There is more. Suharto in-law Hashim had secured an exclusive, no bid, no-cut contract to supply clean coal to the Paiton power plant.

Hashim’s financial backer in his Indonesian coal mining business was none other than Mochtar Riady.

The Riady’s Lippo Group controlled one of the only two commercially viable low-sulfur coalmines in the world, this one conveniently located near the Paiton plant in Indonesia.

Although the ADB had the good sense not to make the loan, Mission CEO Bryson plowed right on, securing the loan through commercial sources. When the deal went through, Bryson thanked Brown profusely for his help in making it happen.

What happened next on the American end of this saga raised a host of troubling questions. The CNN.com report on the day it happened, September 18, 1996, well captured the general tenure of the reporting.

“Clinton Declares Utah Canyons A National Monument,” read the headline.

CNN’s Wolf Blitzer reported that using the Grand Canyon as “his picture perfect backdrop,” Clinton “unilaterally” declared a new 1.7 million-acre national monument seventy miles away in southern Utah.

“We’re saying, very simply, our parents and grandparents saved the Grand Canyon for us,” Clinton told the cheering crowd. “Today, we will save the Grand Escalante Canyons and the Kaiparowits Plateaus of Utah for our children.”

To his credit, Blitzer did not shy from the implicit controversy. He reported the people of Utah were “furious.” They claimed it was “a land grab” by the federal government “at the economic expense of the state.”

The fact Clinton made the announcement in Arizona, a potentially winnable state in the upcoming election, only angered them more.

The question looms, of course, as to why Clinton would make so bold a move just two months before the election. Blitzer raised the issue of coal, perhaps $1 trillion worth of clean, low-sulfur coal that would never be mined.

Said the president of this grand environmental gesture, “We can’t have mines everywhere and we shouldn’t have mines that threaten our national treasures.”

No, not everywhere, just in Indonesia. In a stroke of the pen, Clinton had handed the Riadys a monopoly on the world’s supply of low-sulfur coal.

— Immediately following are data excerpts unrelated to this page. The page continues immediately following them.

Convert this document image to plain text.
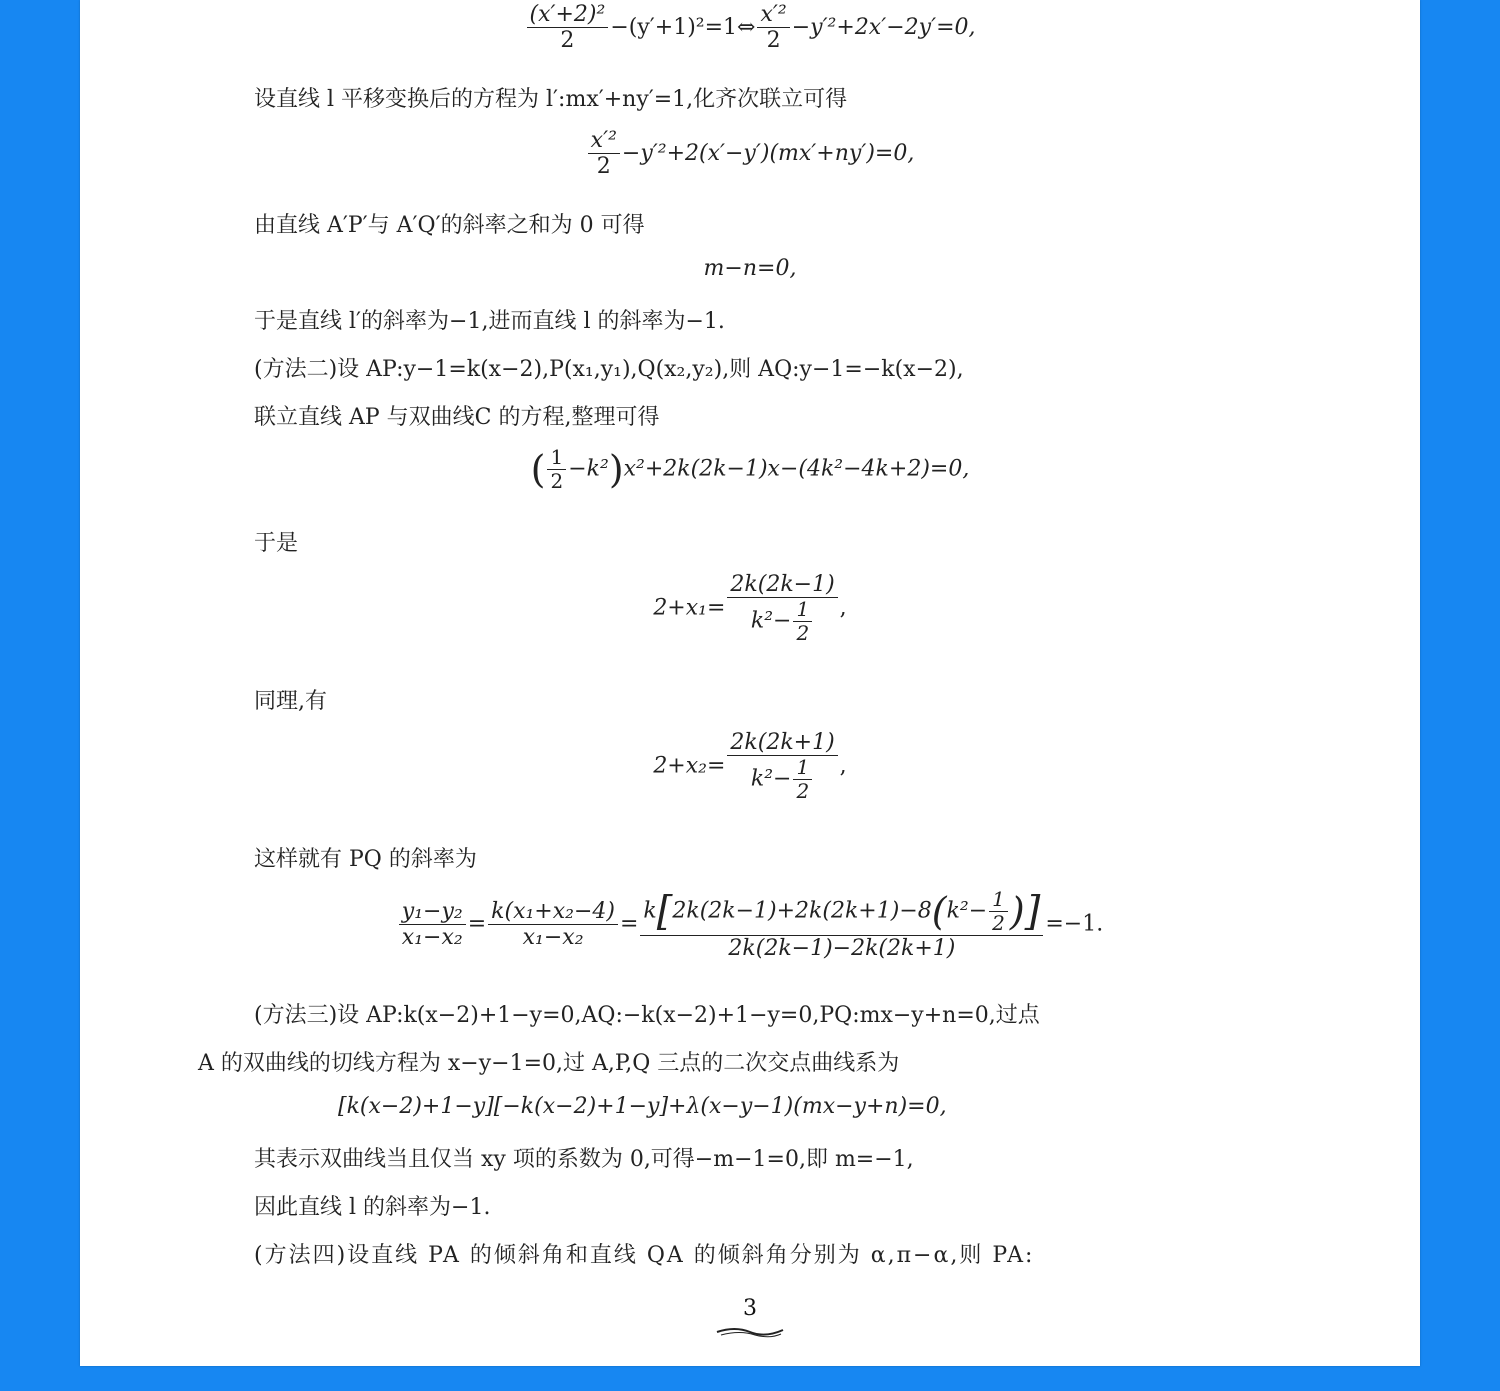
$\frac{\text{(x′+2)²}}{2}$ −(y′+1)²=1⇔ $\frac{\text{x′²}}{2} -y'^2+2x'-2y'=0$,
设直线 l 平移变换后的方程为 l′:mx′+ny′=1,化齐次联立可得
$\frac{\text{x′²}}{2} -y'^2+2(x'-y')(mx'+ny')=0$,
由直线 A′P′与 A′Q′的斜率之和为 0 可得
m−n=0,
于是直线 l′的斜率为−1,进而直线 l 的斜率为−1.
(方法二)设 AP:y−1=k(x−2),P(x₁,y₁),Q(x₂,y₂),则 AQ:y−1=−k(x−2),
联立直线 AP 与双曲线C 的方程,整理可得
( $\frac{1}{2} -k^2)x^2+2k(2k-1)x-(4k^2-4k+2)=0$,
于是
$2+x_1= \frac{2k(2k-1)}{k^2- \frac{1}{2}}$ ,
同理,有
$2+x_2= \frac{2k(2k+1)}{k^2- \frac{1}{2}}$ ,
这样就有 PQ 的斜率为
$\frac{\text{y₁−y₂}}{\text{x₁−x₂}} = \frac{\text{k(x₁+x₂−4)}}{\text{x₁−x₂}} = \frac{k[2k(2k-1)+2k(2k+1)-8(k^2- \frac{1}{2} )]}{2k(2k-1)-2k(2k+1)} =-1$.
(方法三)设 AP:k(x−2)+1−y=0,AQ:−k(x−2)+1−y=0,PQ:mx−y+n=0,过点
A 的双曲线的切线方程为 x−y−1=0,过 A,P,Q 三点的二次交点曲线系为
[k(x−2)+1−y][−k(x−2)+1−y]+λ(x−y−1)(mx−y+n)=0,
其表示双曲线当且仅当 xy 项的系数为 0,可得−m−1=0,即 m=−1,
因此直线 l 的斜率为−1.
(方法四)设直线 PA 的倾斜角和直线 QA 的倾斜角分别为 α,π−α,则 PA:
3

The Riadys would exploit their monopoly for all it was worth. In fact, at the Paiton plant the price of the coal exceeded the price of the electricity produced.

Each kilowatt generated drove the plant deeper into debt. Of course, this meant there were no profits, which meant Suharto’s daughter and her brother-in-law did not have to pay back their up-front $50 million loan.

If this plot sounds familiar, it is because it is nearly identical to that of Mel Brooks’ play and movie, “The Producers.”

PLN, the Indonesian state power company, caught the drift of the plot. In 1999, the company sued the Clinton administration.

Its attorneys charged that U.S. officials knew the Paiton power plant contract to be awash in “corruption, collusion, and nepotism” from the beginning.

In December of that year, an Indonesian court ruled in its favor. The PLN estimated it had lost over $18 billion in total from Suharto corruption inside U.S. government sponsored power plant contracts.

By the way, the Enron Corporation contributed its own share to that $18 billion loss. But in the crush for cash after the 1994 election, and the media drive to re-elect the president, how was anyone to notice?